Zwischen den Missionen kehren wir in The Den zurück, das frei begehbare Hauptquartier. Dort sprechen wir mit der Crew, kümmern uns um Ausrüstung und Verletzte und wählen am Holotisch die nächsten Aufgaben. Die Basis lässt sich nach und nach verbessern, etwa mit einer besseren Krankenstation oder einem Reparaturdeck für Droiden.

Neben den Taktikmissionen gibt es kampflose Operationen, die Intel, Credits oder Beute bringen. Die Galaxis ist in zwölf Zonen aufgeteilt. Einsätze erhöhen dort den Einfluss der Kompanie und schalten Belohnungen frei.

Gleichzeitig schreitet die Zeit in Cycles voran, weshalb nicht jede angebotene Aufgabe erledigt werden kann. So entsteht ein kleiner Kreislauf aus Kämpfen, Ressourcen und Ausbau, ohne dass die Strategieebene ähnlich komplex wird wie die Gefechte.

Bei den Kampfeinsätzen wiederholen sich bestimmte Grundmuster. Vergleichbare Missionstypen laufen aber nicht immer gleich ab: Sie können ungefähr an derselben Stelle der Kampagne auftauchen, in einer Schneelandschaft statt in einem Hangar spielen und unterschiedlich schwierig sein. Das verhindert nicht jede Wiederholung, bietet aber genügend Abwechslung.

Die Bedienung funktioniert mit Maus und Tastatur sehr gut, mit Controller gefällt sie uns noch besser. Aktionen lassen sich über das Kreismenü schnell auswählen, auch größere Gefechte bleiben gut überschaubar. Positiv fällt außerdem die überzeugende deutsche Sprachausgabe auf – abgesehen davon, dass unsere Zero Company hier Kompanie Null heißt.

Star Wars Zero Company erscheint am 27. August 2026 für Windows-PC (ab 50 Euro), Playstation 5 und Xbox Series X/S (jeweils ab 60 Euro). Es gibt weder Multiplayer noch Mikrotransaktionen. Technische Probleme des Unreal-Engine-5-Titels sind uns nicht aufgefallen. Die USK hat eine Freigabe ab zwölf Jahren erteilt.

Fazit

Star Wars Zero Company ist vor allem dort richtig gut, wo es darauf ankommt: auf dem Schlachtfeld. Die Kämpfe sind mühelos zugänglich, bieten aber genug taktische Tiefe. Bonds, Unterstützung, Spezialisierungen und Verletzungen greifen gut ineinander und ermöglichen, dass die eigene Truppe mit der Zeit tatsächlich zusammenwächst.
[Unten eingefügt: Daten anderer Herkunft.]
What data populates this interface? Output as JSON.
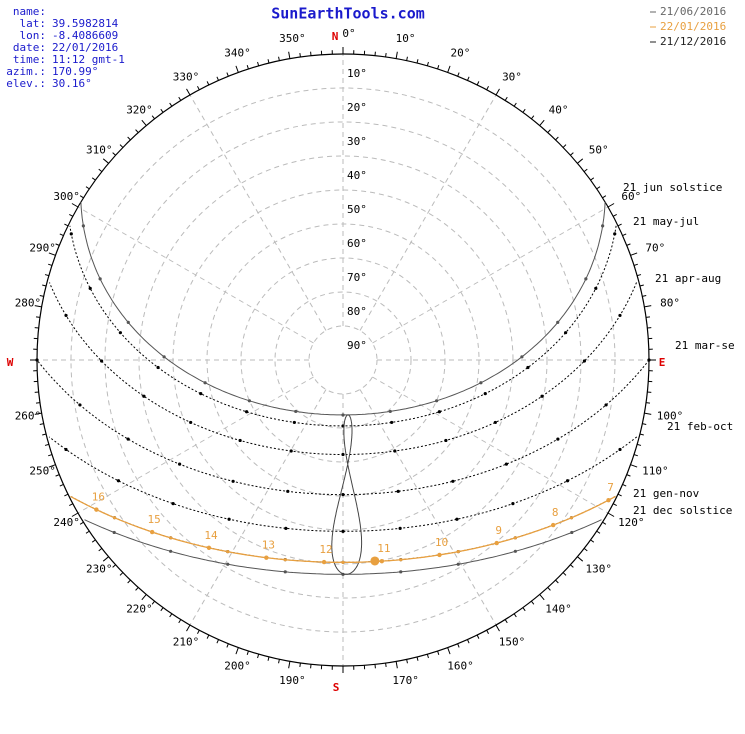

Zwar bleibt die Handlung trotz guter Inszenierung arg blass, manche Missionen ähneln einander und an einigen Stellen fehlt etwas Komfort. Den Spaß an den Gefechten schmälert das allerdings kaum.

Unterm Strich ist Zero Company ein optimales Rundentaktikspiel. Das nicht nur wegen der kleinen Geschichten am Rande – und sei es nur die von einem gefallenen Söldner, dem niemand so recht nachtrauert, weil er beim Kartenspielen geschummelt hat.